Ben sizlere sosyal ağları kullanmayın demiyorum. Sadece şu kameranın yerini tekrar ayarlayın Yapılan bir araştırmaya göre mutlu olmayan insanların kendini twitter başta olmak üzere sosyal ağlarda mutlu göstermeye çalışması rastlanmıştır.Aynı araştırmada sıradan bir hayata sahip olanların yaşamlarını olağanüstü gösterdiği görülmüştür.
5. ANI yaşamıyoruz Hep geçmişe ve geleceğe endeksliyiz.. 1 ay sonraki işi veya olayı düşünüyoruz.

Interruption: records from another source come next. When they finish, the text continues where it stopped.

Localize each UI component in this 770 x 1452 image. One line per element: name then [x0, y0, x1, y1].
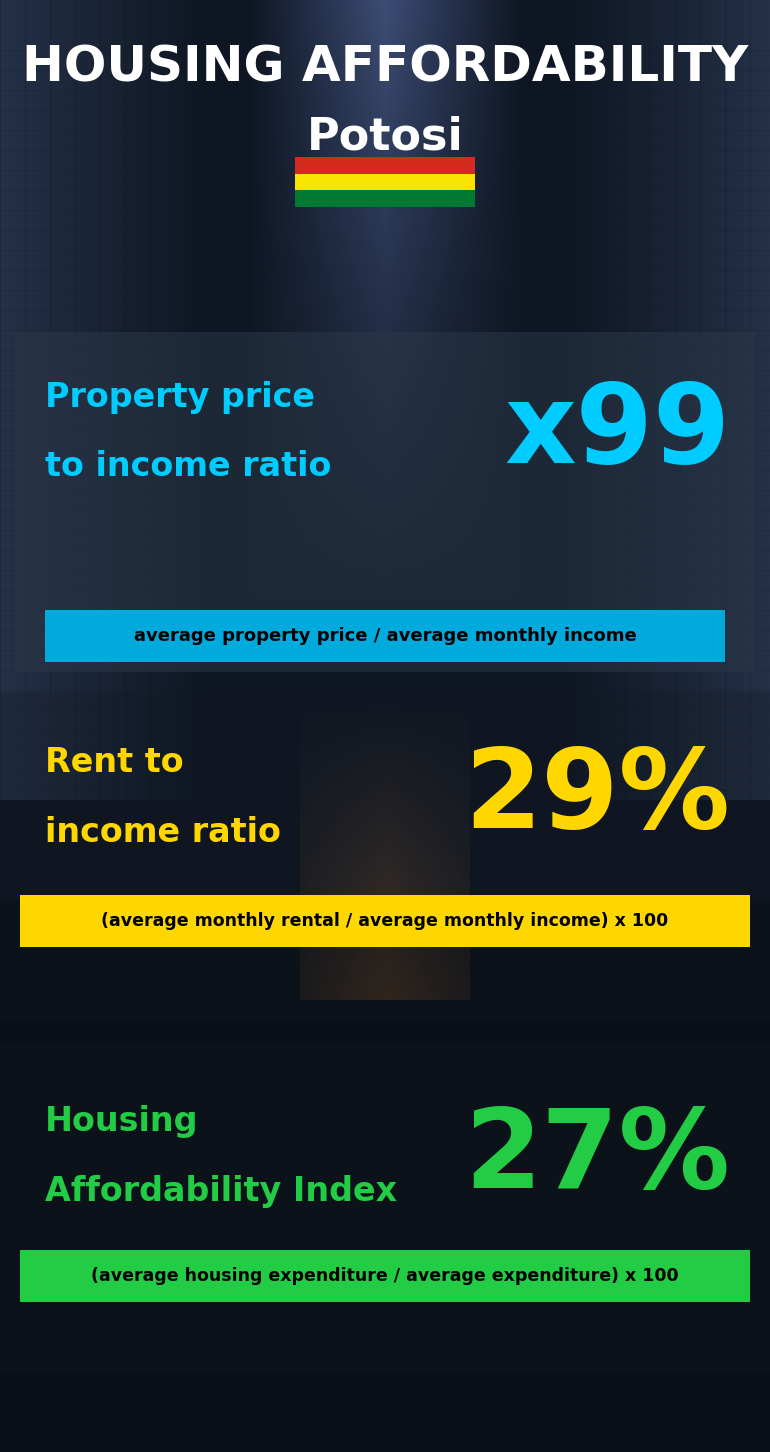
- Text: Property price: Property price: [45, 380, 315, 414]
- Text: (average monthly rental / average monthly income) x 100: (average monthly rental / average monthl…: [102, 912, 668, 929]
- Bar: [295, 190, 475, 208]
- Text: Potosi: Potosi: [306, 116, 464, 158]
- Text: (average housing expenditure / average expenditure) x 100: (average housing expenditure / average e…: [91, 1268, 679, 1285]
- Bar: [45, 610, 725, 662]
- Bar: [0, 693, 770, 1022]
- Text: income ratio: income ratio: [45, 816, 281, 848]
- Text: HOUSING AFFORDABILITY: HOUSING AFFORDABILITY: [22, 44, 748, 91]
- Text: 27%: 27%: [464, 1104, 730, 1211]
- Bar: [15, 333, 755, 672]
- Bar: [0, 1043, 770, 1372]
- Text: Rent to: Rent to: [45, 745, 183, 778]
- Bar: [295, 174, 475, 190]
- Text: x99: x99: [504, 379, 730, 485]
- Text: average property price / average monthly income: average property price / average monthly…: [134, 627, 636, 645]
- Text: to income ratio: to income ratio: [45, 450, 331, 484]
- Bar: [20, 894, 750, 947]
- Text: Affordability Index: Affordability Index: [45, 1176, 397, 1208]
- Bar: [295, 157, 475, 174]
- Bar: [20, 1250, 750, 1302]
- Text: Housing: Housing: [45, 1105, 199, 1138]
- Text: 29%: 29%: [464, 743, 730, 851]
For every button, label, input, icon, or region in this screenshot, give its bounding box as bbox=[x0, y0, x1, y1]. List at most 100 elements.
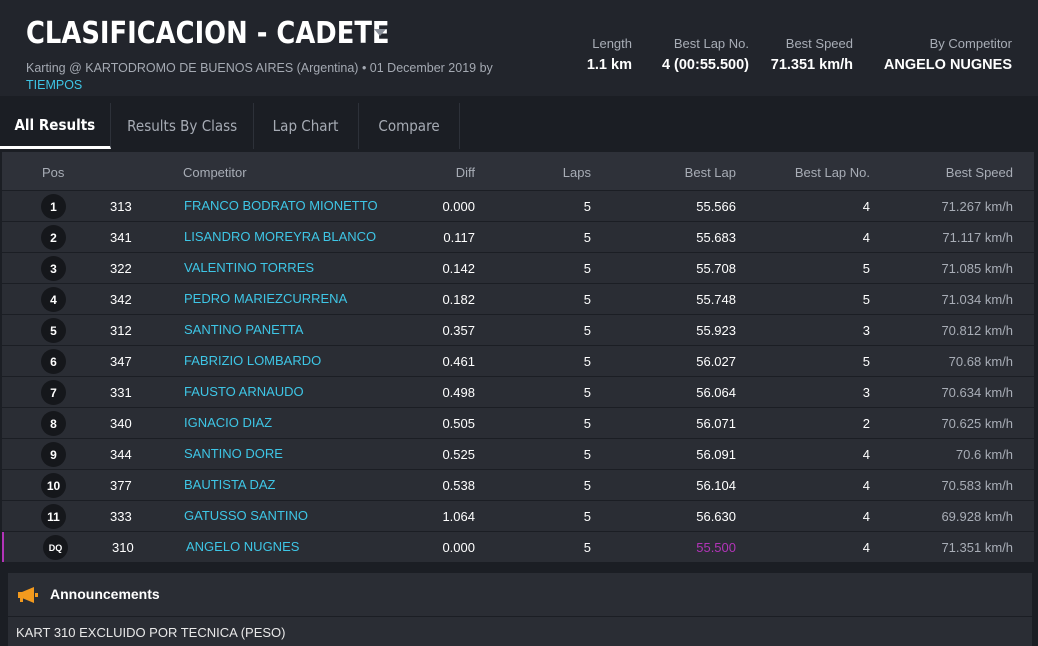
tab-results-by-class[interactable]: Results By Class bbox=[111, 103, 254, 149]
competitor-link[interactable]: FRANCO BODRATO MIONETTO bbox=[184, 198, 378, 213]
best-speed-value: 70.625 km/h bbox=[941, 416, 1013, 431]
announcements-title: Announcements bbox=[50, 586, 160, 602]
column-header-pos[interactable]: Pos bbox=[42, 165, 65, 180]
competitor-link[interactable]: FABRIZIO LOMBARDO bbox=[184, 353, 322, 368]
kart-number: 341 bbox=[110, 230, 132, 245]
table-row[interactable]: 2 341 LISANDRO MOREYRA BLANCO 0.117 5 55.683 4… bbox=[2, 222, 1034, 252]
table-row[interactable]: 8 340 IGNACIO DIAZ 0.505 5 56.071 2 70.625 km/h bbox=[2, 408, 1034, 438]
laps-value: 5 bbox=[583, 416, 591, 431]
stat-best-lap-no: Best Lap No. 4 (00:55.500) bbox=[662, 36, 749, 73]
kart-number: 322 bbox=[110, 261, 132, 276]
organizer-link[interactable]: TIEMPOS bbox=[26, 78, 83, 92]
column-header-best-lap[interactable]: Best Lap bbox=[684, 165, 736, 180]
title-wrap[interactable]: CLASIFICACION - CADETE bbox=[26, 16, 449, 51]
tab-all-results[interactable]: All Results bbox=[0, 103, 111, 149]
chevron-down-icon[interactable] bbox=[374, 29, 386, 36]
laps-value: 5 bbox=[583, 447, 591, 462]
best-speed-value: 69.928 km/h bbox=[941, 509, 1013, 524]
laps-value: 5 bbox=[583, 323, 591, 338]
table-row[interactable]: 5 312 SANTINO PANETTA 0.357 5 55.923 3 70.812 k… bbox=[2, 315, 1034, 345]
competitor-link[interactable]: FAUSTO ARNAUDO bbox=[184, 384, 304, 399]
table-row[interactable]: 7 331 FAUSTO ARNAUDO 0.498 5 56.064 3 70.634 km… bbox=[2, 377, 1034, 407]
table-row[interactable]: 10 377 BAUTISTA DAZ 0.538 5 56.104 4 70.583 km/… bbox=[2, 470, 1034, 500]
position-badge: 3 bbox=[41, 256, 66, 281]
tab-compare[interactable]: Compare bbox=[359, 103, 460, 149]
laps-value: 5 bbox=[583, 478, 591, 493]
competitor-link[interactable]: BAUTISTA DAZ bbox=[184, 477, 276, 492]
diff-value: 0.117 bbox=[443, 230, 475, 245]
best-lap-no-value: 3 bbox=[862, 385, 870, 400]
best-lap-value: 56.064 bbox=[696, 385, 736, 400]
best-lap-value: 56.104 bbox=[696, 478, 736, 493]
competitor-link[interactable]: PEDRO MARIEZCURRENA bbox=[184, 291, 348, 306]
competitor-link[interactable]: GATUSSO SANTINO bbox=[184, 508, 308, 523]
competitor-link[interactable]: ANGELO NUGNES bbox=[186, 539, 300, 554]
tab-lap-chart[interactable]: Lap Chart bbox=[254, 103, 359, 149]
table-row[interactable]: 1 313 FRANCO BODRATO MIONETTO 0.000 5 55.566 4… bbox=[2, 191, 1034, 221]
best-speed-value: 71.034 km/h bbox=[941, 292, 1013, 307]
best-lap-value: 55.566 bbox=[696, 199, 736, 214]
best-lap-value: 55.748 bbox=[696, 292, 736, 307]
position-badge: 1 bbox=[41, 194, 66, 219]
best-speed-value: 70.812 km/h bbox=[941, 323, 1013, 338]
kart-number: 312 bbox=[110, 323, 132, 338]
diff-value: 0.498 bbox=[442, 385, 475, 400]
tab-label: Results By Class bbox=[126, 117, 238, 135]
position-badge: 11 bbox=[41, 504, 66, 529]
best-lap-no-value: 4 bbox=[862, 509, 870, 524]
stat-value: ANGELO NUGNES bbox=[883, 57, 1012, 73]
stat-label: Best Speed bbox=[785, 36, 853, 51]
best-lap-value: 56.071 bbox=[696, 416, 736, 431]
best-lap-value: 55.923 bbox=[696, 323, 736, 338]
position-badge: 7 bbox=[41, 380, 66, 405]
kart-number: 310 bbox=[112, 540, 134, 555]
table-row[interactable]: 9 344 SANTINO DORE 0.525 5 56.091 4 70.6 km/h bbox=[2, 439, 1034, 469]
competitor-link[interactable]: VALENTINO TORRES bbox=[184, 260, 315, 275]
table-row[interactable]: DQ 310 ANGELO NUGNES 0.000 5 55.500 4 71.351 km… bbox=[2, 532, 1034, 562]
best-lap-no-value: 4 bbox=[862, 230, 870, 245]
stat-by-competitor: By Competitor ANGELO NUGNES bbox=[884, 36, 1012, 73]
diff-value: 0.525 bbox=[442, 447, 475, 462]
tab-label: Compare bbox=[378, 117, 440, 135]
best-lap-no-value: 2 bbox=[862, 416, 870, 431]
column-header-competitor[interactable]: Competitor bbox=[183, 165, 247, 180]
kart-number: 344 bbox=[110, 447, 132, 462]
best-lap-no-value: 4 bbox=[862, 199, 870, 214]
competitor-link[interactable]: IGNACIO DIAZ bbox=[184, 415, 273, 430]
kart-number: 340 bbox=[110, 416, 132, 431]
best-lap-no-value: 4 bbox=[862, 540, 870, 555]
announcement-text: KART 310 EXCLUIDO POR TECNICA (PESO) bbox=[16, 625, 286, 640]
column-header-diff[interactable]: Diff bbox=[455, 165, 475, 180]
stat-value: 4 (00:55.500) bbox=[661, 57, 749, 73]
table-row[interactable]: 11 333 GATUSSO SANTINO 1.064 5 56.630 4 69.928 … bbox=[2, 501, 1034, 531]
column-header-best-lap-no[interactable]: Best Lap No. bbox=[794, 165, 870, 180]
megaphone-icon bbox=[18, 587, 38, 603]
best-lap-value: 55.683 bbox=[696, 230, 736, 245]
competitor-link[interactable]: LISANDRO MOREYRA BLANCO bbox=[184, 229, 377, 244]
diff-value: 0.182 bbox=[442, 292, 475, 307]
column-header-laps[interactable]: Laps bbox=[562, 165, 591, 180]
kart-number: 331 bbox=[110, 385, 132, 400]
best-lap-value: 56.027 bbox=[696, 354, 736, 369]
diff-value: 0.000 bbox=[442, 540, 475, 555]
competitor-link[interactable]: SANTINO PANETTA bbox=[184, 322, 304, 337]
position-badge: 5 bbox=[41, 318, 66, 343]
stat-label: Length bbox=[592, 36, 632, 51]
column-header-best-speed[interactable]: Best Speed bbox=[945, 165, 1013, 180]
best-lap-no-value: 3 bbox=[862, 323, 870, 338]
stat-best-speed: Best Speed 71.351 km/h bbox=[771, 36, 853, 73]
position-badge: 10 bbox=[41, 473, 66, 498]
diff-value: 0.000 bbox=[442, 199, 475, 214]
laps-value: 5 bbox=[583, 292, 591, 307]
diff-value: 0.142 bbox=[442, 261, 475, 276]
best-lap-value: 55.708 bbox=[696, 261, 736, 276]
competitor-link[interactable]: SANTINO DORE bbox=[184, 446, 283, 461]
table-row[interactable]: 6 347 FABRIZIO LOMBARDO 0.461 5 56.027 5 70.68 … bbox=[2, 346, 1034, 376]
position-badge: 2 bbox=[41, 225, 66, 250]
laps-value: 5 bbox=[583, 509, 591, 524]
position-badge: 8 bbox=[41, 411, 66, 436]
table-row[interactable]: 3 322 VALENTINO TORRES 0.142 5 55.708 5 71.085 … bbox=[2, 253, 1034, 283]
results-header: CLASIFICACION - CADETE Karting @ KARTODR… bbox=[0, 0, 1038, 96]
laps-value: 5 bbox=[583, 354, 591, 369]
table-row[interactable]: 4 342 PEDRO MARIEZCURRENA 0.182 5 55.748 5 71.0… bbox=[2, 284, 1034, 314]
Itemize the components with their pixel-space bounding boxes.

Ya da geçmişteki, 2 ay önce sevgilimizden ayrılma olayını şimdiye taşıyoruz. Peki neden o anki işimize odaklanıp şimdiyi yaşamıyoruz? Aslında meditasyon, yoga şimdinin farkındalığını fark etmektir.
Ayrıca Carpe diem sözünü biliyorsunuz, ne kadar da doğru söylemiş.
Otobüsteyken etrafınıza bakın, insanları izleyin, dışarıyı seyredin. Ama telefonunuzla oynamayın! Her zaman yaparsınız o işleri, evde zaten bolca yapabileceğiniz şeyler bunlar. 1 günde Check-in yapmayın, boşverin, tamamen o ana odaklanıp, anı yaşayın ve zevk almaya bakın.